Notre style de vie a une grande influence sur notre santé digestive ; non seulement ce que nous mangeons, mais aussi le niveau de stress, le manque de sommeil ou le tabagisme le déterminent. Afin d'offrir les outils nécessaires pour répondre à cette réalité depuis les pharmacies, sont nées les Ières Journées Canariennes de l'Alimentation qui, par l'intermédiaire du COFCAN, se sont tenues à Las Palmas de Gran Canaria et à Santa Cruz de Tenerife durant la première quinzaine de juin. Il a été clairement établi que l'alimentation saine intervient directement dans l'amélioration de la santé, mais surtout que la pharmacie peut intervenir grâce à la connaissance de l'alimentation, des allergènes ou des intolérances pour une meilleure prise en charge de la médication du patient, sans oublier les conseils pour des habitudes plus saines.
Pour Silvia Afonso, responsable de l'Alimentation du Collège officiel des pharmaciens de Las Palmas, « un pourcentage élevé des consultations effectuées au comptoir des pharmacies a un lien direct avec des problèmes de santé liés à des difficultés gastriques ou alimentaires, mais pas seulement », explique-t-elle, « les professionnels de la pharmacie doivent également avoir des connaissances actualisées sur la façon dont chaque médicament interagit avec chaque aliment, car le succès ou l'échec d'un traitement peut en dépendre, c'est pourquoi les départements d'alimentation des collèges de pharmaciens des Canaries ont jugé nécessaire de proposer une formation spécifique et de la maintenir à jour au fil du temps ».
Les journées, qui se sont déroulées en présentiel et ont été divisées en deux après-midi.

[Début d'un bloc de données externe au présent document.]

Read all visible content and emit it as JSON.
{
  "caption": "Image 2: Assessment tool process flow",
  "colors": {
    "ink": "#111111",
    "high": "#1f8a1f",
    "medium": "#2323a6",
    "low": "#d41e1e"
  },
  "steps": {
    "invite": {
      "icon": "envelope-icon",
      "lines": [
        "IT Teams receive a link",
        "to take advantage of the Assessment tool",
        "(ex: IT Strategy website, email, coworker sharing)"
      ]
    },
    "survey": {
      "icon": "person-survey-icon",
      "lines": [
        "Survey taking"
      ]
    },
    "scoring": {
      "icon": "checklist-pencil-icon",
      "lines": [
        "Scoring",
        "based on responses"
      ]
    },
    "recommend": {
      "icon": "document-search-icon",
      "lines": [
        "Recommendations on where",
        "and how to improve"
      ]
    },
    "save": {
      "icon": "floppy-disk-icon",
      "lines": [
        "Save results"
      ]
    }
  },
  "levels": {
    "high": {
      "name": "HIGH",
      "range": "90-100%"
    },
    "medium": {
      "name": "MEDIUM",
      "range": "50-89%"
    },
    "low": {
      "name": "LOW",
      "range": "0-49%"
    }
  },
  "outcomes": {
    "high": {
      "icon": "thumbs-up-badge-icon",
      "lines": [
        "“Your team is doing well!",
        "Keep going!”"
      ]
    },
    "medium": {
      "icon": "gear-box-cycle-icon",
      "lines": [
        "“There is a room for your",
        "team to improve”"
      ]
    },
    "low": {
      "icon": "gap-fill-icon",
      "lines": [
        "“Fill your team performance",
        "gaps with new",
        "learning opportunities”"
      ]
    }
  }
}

La première a vu intervenir la diététicienne-nutritionniste et docteure en sciences médicales Berta Pinto, ainsi que la pharmacienne et docteure en nutrition et santé publique Cristina Ruano.
Pinto a centré sa présentation sur la manière d'aborder les allergies et intolérances alimentaires dans les pharmacies. À cet égard, il a insisté sur l'importance de « bien différencier les deux », et a cité la maladie cœliaque et l'intolérance au lactose - présente dans 40 % des médicaments - comme les cas les plus pertinents de ces dernières, et la protéine du lait de vache parmi les allergies.
Les pathologies gastriques ont été abordées par Cristina Ruano, se concentrant sur la maladie de reflux gastro-œsophagien (MRGE) et les ulcères gastriques, des pathologies qui ont augmenté ces dernières années et qui sont en grande partie causées par la bactérie Helicobacter pylori, qui affecte déjà plus de la moitié de la population mondiale.
Les deux cas sont très affectés par la mauvaise alimentation, le tabac, la sédentarité, etc., indiquant comme recommandations des habitudes saines, le repos et l'évitement du stress. Il a également souligné comme recommandation la consommation de probiotiques, de céréales complètes, de bananes et de légumes à feuilles vertes.
Le nutritionniste Ruymán Rodríguez et la diététicienne-nutritionniste-technologiste alimentaire Elena Doreste, ont été chargés de donner du contenu à la deuxième journée des conférences.
Rodríguez a commencé par différencier la maladie inflammatoire chronique de l'intestin et le syndrome de l'intestin irritable, en mettant à jour les connaissances et les formes de traitement.
Il a fourni des données qui montrent une augmentation de l'incidence du syndrome de l'intestin irritable, tant au niveau national qu'mondial, les causes en étant les habitudes de vie, le stress, l'alimentation, dont il a rappelé qu'elle est fondamentale. « Dans les supermarchés », a-t-il dit, « il y a de plus en plus de rayons dédiés aux aliments ultra-transformés et moins d'espace dédié aux produits frais ».
Doreste a été chargée de donner la conférence sur la dysbiose intestinale, pour laquelle elle a parlé du microbiote intestinal - l'ensemble des microbactéries qui habitent l'intestin -. Elle a indiqué qu«» il y a de plus en plus de preuves de l'importance de ces éléments dans le développement et la prévention des maladies, en fonction de leur état ». C'est pourquoi elle a souligné l'importance des aliments qui permettent leur développement et des suppléments.
«L'état pathologique de la flore intestinale survient quand il y a plus de bactéries malignes que bénéfiques, rompant ainsi l'équilibre», a-t-il souligné.
Parmi les causes citées figuraient « l'abus d'antibiotiques ».
Il a terminé son exposé par une explication sur la variante appelée SIBO (Small Intestinal Bacterial Overgrowth), et qui se produit lorsqu'il y a une augmentation anormale de toute la population bactérienne dans l'intestin grêle.